The Airframe segment includes operations that primarily develop, produce and market systems and components that are used in non-power airframe applications utilizing airframe and cabin structure technologies. Major product offerings include engineered latching and locking devices, rods and locking devices, cockpit security components and systems, aircraft audio systems, specialized lavatory components, seat belts and safety restraints, engineered interior surfaces and related components, lighting and control technology, military personnel parachutes, and cargo delivery systems. Primary customers of this segment are airframe manufacturers and cabin system suppliers and subsystem suppliers, airlines, third party maintenance suppliers, military buying agencies and repair depots. Products are sold in the original equipment and aftermarket market channels.
The Non-aviation segment includes operations that primarily develop, produce and market products for non-aviation markets. Major product offerings include seat belts and safety restraints for ground transportation applications, mechanical/electro-mechanical actuators and controls for space applications, and refueling systems for heavy equipment used in mining, construction and other industries. Primary customers of this segment are off-road vehicle suppliers and subsystem suppliers, child restraint system suppliers, satellite and space system suppliers and manufacturers of heavy equipment used in mining, construction and other industries.
The primary measurement used by management to review and assess the operating performance of each segment is EBITDA As Defined.

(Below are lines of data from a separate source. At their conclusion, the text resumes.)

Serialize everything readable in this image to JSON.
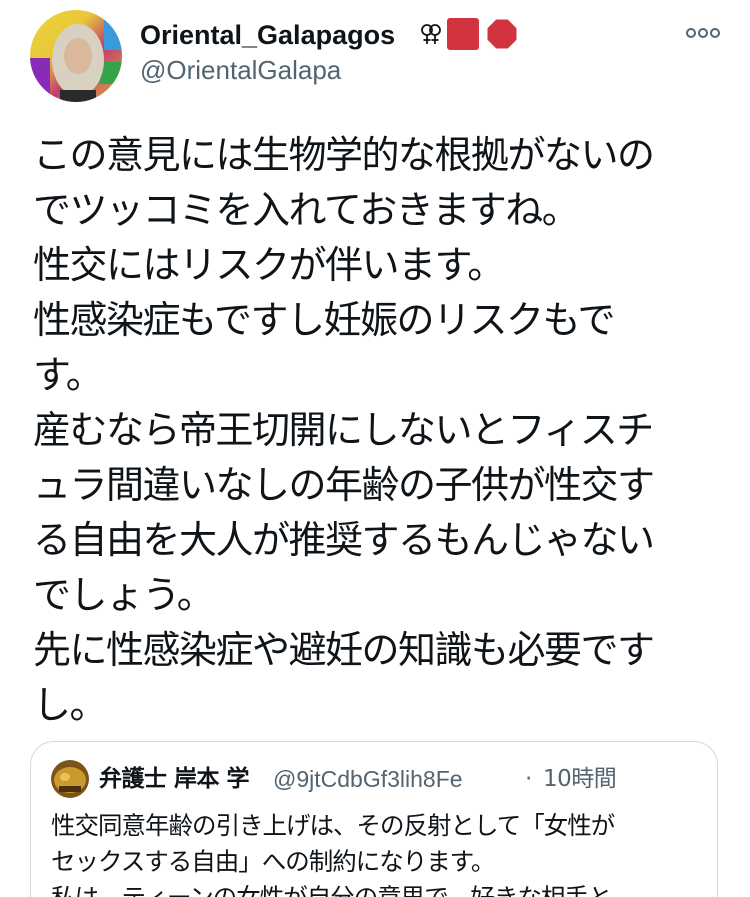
{
  "author": {
    "display_name": "Oriental_Galapagos",
    "handle": "@OrientalGalapa",
    "badge_icons": [
      "double-venus-icon",
      "red-square-icon",
      "red-octagon-icon"
    ]
  },
  "tweet": {
    "lines": [
      "この意見には生物学的な根拠がないの",
      "でツッコミを入れておきますね。",
      "性交にはリスクが伴います。",
      "性感染症もですし妊娠のリスクもで",
      "す。",
      "産むなら帝王切開にしないとフィスチ",
      "ュラ間違いなしの年齢の子供が性交す",
      "る自由を大人が推奨するもんじゃない",
      "でしょう。",
      "先に性感染症や避妊の知識も必要です",
      "し。"
    ]
  },
  "quoted": {
    "display_name": "弁護士 岸本 学",
    "handle": "@9jtCdbGf3lih8Fe",
    "separator": "·",
    "time": "10時間",
    "lines": [
      "性交同意年齢の引き上げは、その反射として「女性が",
      "セックスする自由」への制約になります。",
      "私は、ティーンの女性が自分の意思で、好きな相手と"
    ]
  },
  "colors": {
    "text": "#0f1419",
    "secondary": "#536471",
    "border": "#cfd9de",
    "badge_red": "#d1343e"
  }
}
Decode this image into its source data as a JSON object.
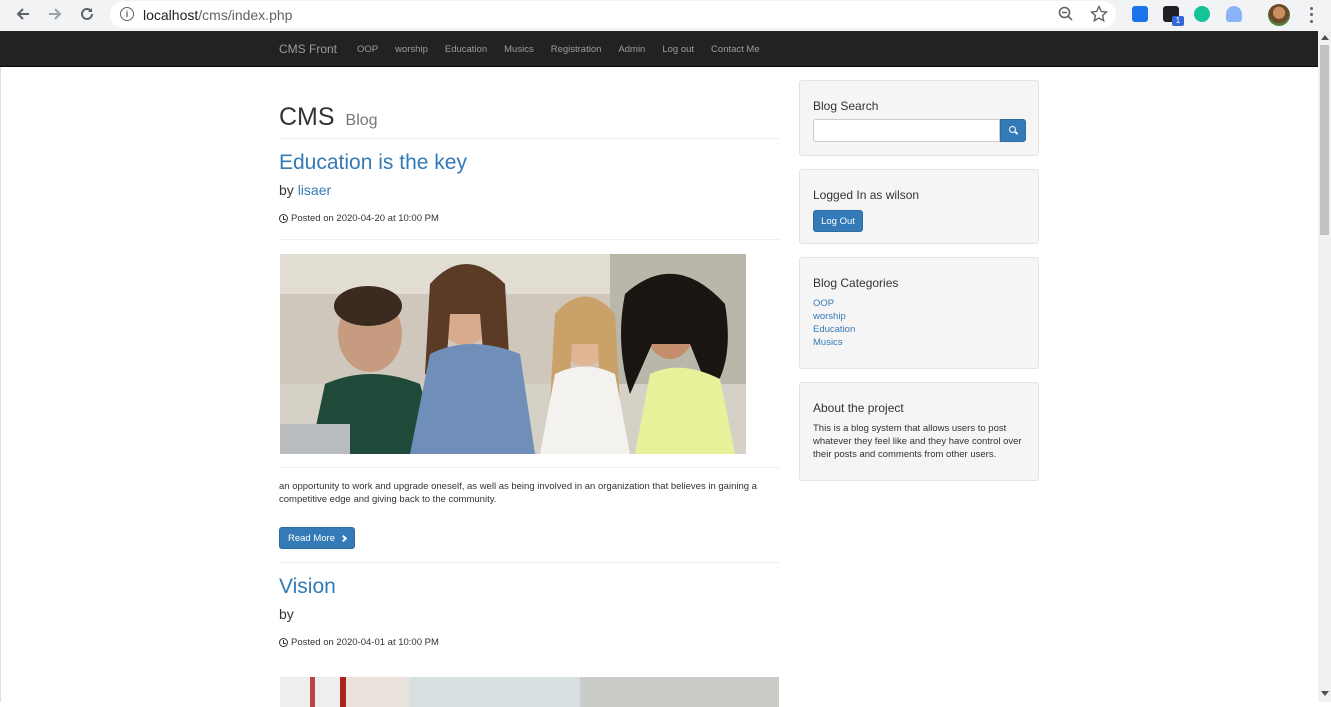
{
  "browser": {
    "url_host": "localhost",
    "url_path": "/cms/index.php",
    "extension_badge": "1"
  },
  "navbar": {
    "brand": "CMS Front",
    "links": [
      "OOP",
      "worship",
      "Education",
      "Musics",
      "Registration",
      "Admin",
      "Log out",
      "Contact Me"
    ]
  },
  "header": {
    "title": "CMS",
    "subtitle": "Blog"
  },
  "posts": [
    {
      "title": "Education is the key",
      "by_label": "by",
      "author": "lisaer",
      "date": "Posted on 2020-04-20 at 10:00 PM",
      "excerpt": "an opportunity to work and upgrade oneself, as well as being involved in an organization that believes in gaining a competitive edge and giving back to the community.",
      "read_more": "Read More"
    },
    {
      "title": "Vision",
      "by_label": "by",
      "author": "",
      "date": "Posted on 2020-04-01 at 10:00 PM"
    }
  ],
  "sidebar": {
    "search_title": "Blog Search",
    "search_placeholder": "",
    "logged_in": "Logged In as wilson",
    "logout_label": "Log Out",
    "categories_title": "Blog Categories",
    "categories": [
      "OOP",
      "worship",
      "Education",
      "Musics"
    ],
    "about_title": "About the project",
    "about_text": "This is a blog system that allows users to post whatever they feel like and they have control over their posts and comments from other users."
  }
}
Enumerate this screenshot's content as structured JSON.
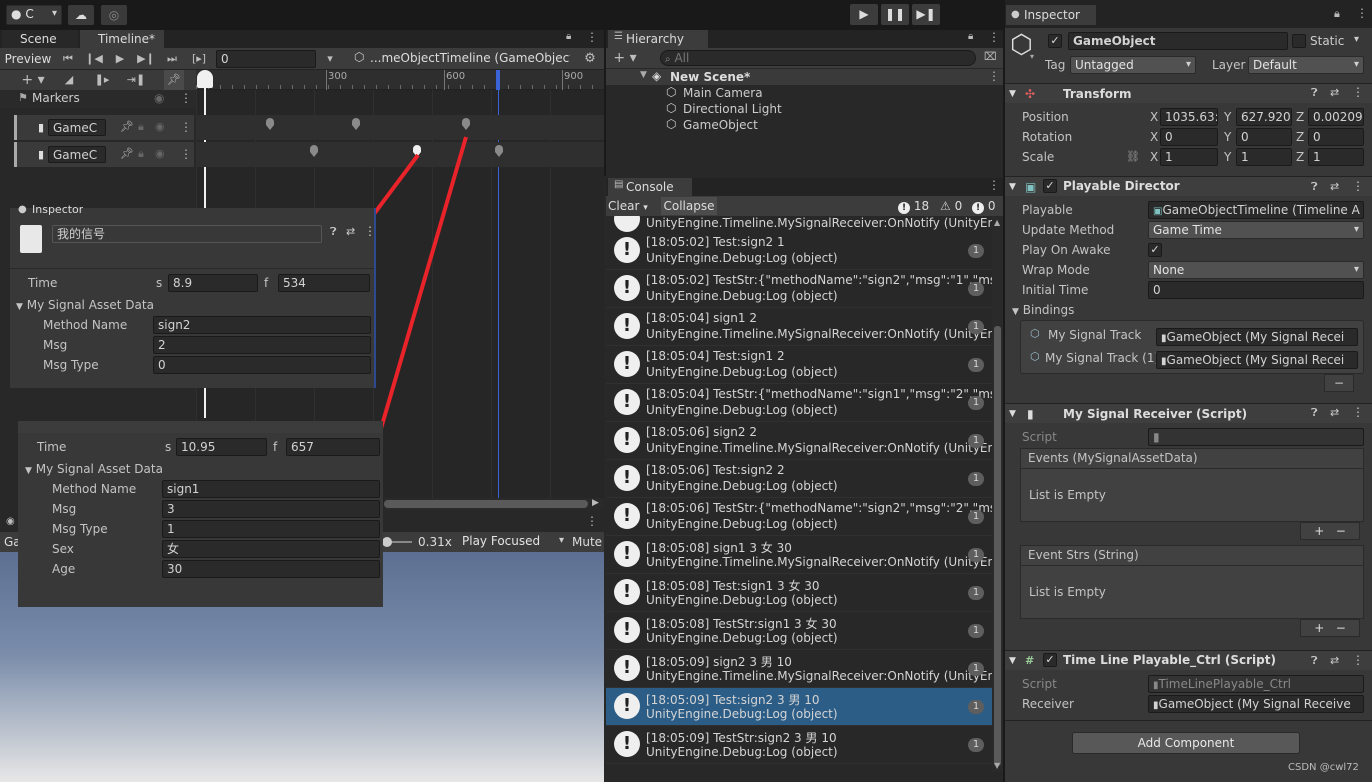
{
  "toolbar": {
    "account": "C",
    "cloud_icon": "cloud-icon",
    "collab_icon": "collab-icon"
  },
  "scene_tab": "Scene",
  "timeline": {
    "tab": "Timeline*",
    "preview": "Preview",
    "frame": "0",
    "asset": "...meObjectTimeline (GameObject)",
    "ruler": [
      "300",
      "600",
      "900"
    ],
    "markers_label": "Markers",
    "tracks": [
      {
        "name": "GameC"
      },
      {
        "name": "GameC"
      }
    ]
  },
  "signal_inspector": {
    "tab": "Inspector",
    "name": "我的信号",
    "time_label": "Time",
    "s_label": "s",
    "s_value": "8.9",
    "f_label": "f",
    "f_value": "534",
    "section": "My Signal Asset Data",
    "rows": [
      {
        "label": "Method Name",
        "value": "sign2"
      },
      {
        "label": "Msg",
        "value": "2"
      },
      {
        "label": "Msg Type",
        "value": "0"
      }
    ]
  },
  "signal_inspector2": {
    "time_label": "Time",
    "s_label": "s",
    "s_value": "10.95",
    "f_label": "f",
    "f_value": "657",
    "section": "My Signal Asset Data",
    "rows": [
      {
        "label": "Method Name",
        "value": "sign1"
      },
      {
        "label": "Msg",
        "value": "3"
      },
      {
        "label": "Msg Type",
        "value": "1"
      },
      {
        "label": "Sex",
        "value": "女"
      },
      {
        "label": "Age",
        "value": "30"
      }
    ]
  },
  "game_view": {
    "tab": "Ga",
    "scale": "0.31x",
    "play_mode": "Play Focused",
    "mute": "Mute"
  },
  "hierarchy": {
    "tab": "Hierarchy",
    "search_placeholder": "All",
    "scene": "New Scene*",
    "items": [
      "Main Camera",
      "Directional Light",
      "GameObject"
    ]
  },
  "console": {
    "tab": "Console",
    "clear": "Clear",
    "collapse": "Collapse",
    "log_count": "18",
    "warn_count": "0",
    "err_count": "0",
    "top_partial": "UnityEngine.Timeline.MySignalReceiver:OnNotify (UnityEngin",
    "logs": [
      {
        "l1": "[18:05:02] Test:sign2 1",
        "l2": "UnityEngine.Debug:Log (object)",
        "count": "1"
      },
      {
        "l1": "[18:05:02] TestStr:{\"methodName\":\"sign2\",\"msg\":\"1\",\"msgTyp",
        "l2": "UnityEngine.Debug:Log (object)",
        "count": "1"
      },
      {
        "l1": "[18:05:04] sign1 2",
        "l2": "UnityEngine.Timeline.MySignalReceiver:OnNotify (UnityEngin",
        "count": "1"
      },
      {
        "l1": "[18:05:04] Test:sign1 2",
        "l2": "UnityEngine.Debug:Log (object)",
        "count": "1"
      },
      {
        "l1": "[18:05:04] TestStr:{\"methodName\":\"sign1\",\"msg\":\"2\",\"msgTyp",
        "l2": "UnityEngine.Debug:Log (object)",
        "count": "1"
      },
      {
        "l1": "[18:05:06] sign2 2",
        "l2": "UnityEngine.Timeline.MySignalReceiver:OnNotify (UnityEngin",
        "count": "1"
      },
      {
        "l1": "[18:05:06] Test:sign2 2",
        "l2": "UnityEngine.Debug:Log (object)",
        "count": "1"
      },
      {
        "l1": "[18:05:06] TestStr:{\"methodName\":\"sign2\",\"msg\":\"2\",\"msgTyp",
        "l2": "UnityEngine.Debug:Log (object)",
        "count": "1"
      },
      {
        "l1": "[18:05:08] sign1 3 女 30",
        "l2": "UnityEngine.Timeline.MySignalReceiver:OnNotify (UnityEngin",
        "count": "1"
      },
      {
        "l1": "[18:05:08] Test:sign1 3 女 30",
        "l2": "UnityEngine.Debug:Log (object)",
        "count": "1"
      },
      {
        "l1": "[18:05:08] TestStr:sign1 3 女 30",
        "l2": "UnityEngine.Debug:Log (object)",
        "count": "1"
      },
      {
        "l1": "[18:05:09] sign2 3 男 10",
        "l2": "UnityEngine.Timeline.MySignalReceiver:OnNotify (UnityEngin",
        "count": "1"
      },
      {
        "l1": "[18:05:09] Test:sign2 3 男 10",
        "l2": "UnityEngine.Debug:Log (object)",
        "count": "1",
        "selected": true
      },
      {
        "l1": "[18:05:09] TestStr:sign2 3 男 10",
        "l2": "UnityEngine.Debug:Log (object)",
        "count": "1"
      }
    ]
  },
  "inspector": {
    "tab": "Inspector",
    "object_name": "GameObject",
    "static_label": "Static",
    "tag_label": "Tag",
    "tag_value": "Untagged",
    "layer_label": "Layer",
    "layer_value": "Default",
    "transform": {
      "title": "Transform",
      "rows": [
        {
          "label": "Position",
          "x": "1035.63:",
          "y": "627.9209",
          "z": "0.00209"
        },
        {
          "label": "Rotation",
          "x": "0",
          "y": "0",
          "z": "0"
        },
        {
          "label": "Scale",
          "x": "1",
          "y": "1",
          "z": "1"
        }
      ]
    },
    "director": {
      "title": "Playable Director",
      "playable_label": "Playable",
      "playable_value": "GameObjectTimeline (Timeline A",
      "update_label": "Update Method",
      "update_value": "Game Time",
      "awake_label": "Play On Awake",
      "wrap_label": "Wrap Mode",
      "wrap_value": "None",
      "initial_label": "Initial Time",
      "initial_value": "0",
      "bindings_label": "Bindings",
      "bindings": [
        {
          "track": "My Signal Track",
          "obj": "GameObject (My Signal Recei"
        },
        {
          "track": "My Signal Track (1)",
          "obj": "GameObject (My Signal Recei"
        }
      ]
    },
    "receiver": {
      "title": "My Signal Receiver (Script)",
      "script_label": "Script",
      "events_label": "Events (MySignalAssetData)",
      "events_empty": "List is Empty",
      "strs_label": "Event Strs (String)",
      "strs_empty": "List is Empty"
    },
    "ctrl": {
      "title": "Time Line Playable_Ctrl (Script)",
      "script_label": "Script",
      "script_value": "TimeLinePlayable_Ctrl",
      "receiver_label": "Receiver",
      "receiver_value": "GameObject (My Signal Receive"
    },
    "add_component": "Add Component"
  },
  "watermark": "CSDN @cwl72"
}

The Company defines EBITDA As Defined as earnings before interest, taxes, depreciation and amortization plus certain non-operating items including refinancing costs, acquisition-related costs, transaction-related costs and non-cash compensation charges incurred in connection with the Company’s stock incentive plans. Acquisition-related costs represent accounting adjustments to inventory associated with acquisitions of businesses and product lines that were charged to cost of sales when the inventory was sold; costs incurred to integrate acquired businesses and product lines into the Company’s operations, facility relocation costs and other acquisition-related costs; transaction related costs comprising deal fees; legal, financial and tax diligence expenses and valuation costs that are required to be expensed as incurred and other acquisition accounting adjustments.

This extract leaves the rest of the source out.